Was der beurkundende Notar für eine Rolle spielt ….

Der Notar selbst muss vor der Beurkundung durchaus eigene Feststellungen über die Geschäftsfähigkeit des Mandanten treffen:

Ist er davon überzeugt, dass diese dem Mandanten fehlt, dann muss der Notar die Beurkundung ablehnen.

Hat er Zweifel an der erforderlichen Geschäftsfähigkeit, dann soll er dies in der  Niederschrift feststellen.

Ist ein Beteiligter schwer krank, und zwar (nach herrschender Meinung) in der Weise, dass seine intellektuellen Fähigkeiten eingeschränkt sind, dann muss der Notar in der Niederschrift vermerken, welche Feststellungen er über die Geschäftsfähigkeit getroffen hat.

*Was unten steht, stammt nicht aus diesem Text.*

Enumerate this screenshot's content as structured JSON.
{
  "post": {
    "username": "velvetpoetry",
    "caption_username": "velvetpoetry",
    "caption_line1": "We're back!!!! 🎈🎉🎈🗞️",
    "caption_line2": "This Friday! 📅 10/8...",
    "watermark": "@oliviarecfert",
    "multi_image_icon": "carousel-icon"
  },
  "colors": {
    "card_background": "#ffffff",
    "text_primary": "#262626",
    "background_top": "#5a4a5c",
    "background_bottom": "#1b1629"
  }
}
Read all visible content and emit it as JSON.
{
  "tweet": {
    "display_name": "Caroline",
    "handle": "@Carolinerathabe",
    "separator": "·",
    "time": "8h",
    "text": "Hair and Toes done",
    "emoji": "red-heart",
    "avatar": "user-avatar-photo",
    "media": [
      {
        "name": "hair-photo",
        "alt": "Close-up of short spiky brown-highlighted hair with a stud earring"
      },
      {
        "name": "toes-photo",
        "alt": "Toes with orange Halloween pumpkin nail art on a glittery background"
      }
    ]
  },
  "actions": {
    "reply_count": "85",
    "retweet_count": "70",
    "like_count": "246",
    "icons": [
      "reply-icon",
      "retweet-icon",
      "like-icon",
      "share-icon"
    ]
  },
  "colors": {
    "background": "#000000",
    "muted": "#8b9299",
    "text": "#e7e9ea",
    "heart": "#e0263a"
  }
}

…. und wie die Feststellungen des Notars zu bewerten sind

Die oben wiedergegebenen Vorschriften des Beurkundungsgesetzes regeln jedoch nur die Berufspflichten der Notare und legen kein Zeugnis ab für die Geschäftsfähigkeit eines Beteiligten, denn Notare sind Juristen und keine Mediziner. Dies hat das OLG Hamm klargestellt:

Wiewohl der Notar eine gewisse Berufserfahrung bei der Feststellung der Geschäftsfähigkeit mitbringe, verfüge er als Jurist nicht über das nötige und spezielle Fachwissen, um die Geschäftsfähigkeit einwandfrei feststellen zu können. Daher seien den Feststellungen der Notare ebenso wie anderer, nicht medizinisch qualifizierter Personen kein besonderer Beweiswert zuzumessen. Dadurch, dass in der beurkundeten Aufhebungsvereinbarung keine Vermerke des Notars über die Geschäftsfähigkeit des Erblassers enthalten gewesen seien, könnten nur etwaige positive Eindrücke des Notars vom damaligen Geisteszustand des Erblassers als wahr unterstellt werden.

Fazit

Bestehen Zweifel an der Geschäftsfähigkeit oder Testierfähigkeit eines Erblassers, sollten diese mit dem Erblasser selbst, aber gegebenenfalls auch mit einem zu einer Beurkundung vorgesehenen Notar offen besprochen werden. Im Zweifel sollte vor der Beurkundung ein geeignetes Gutachten über die Geschäfts- bzw. Testierfähigkeit eingeholt werden.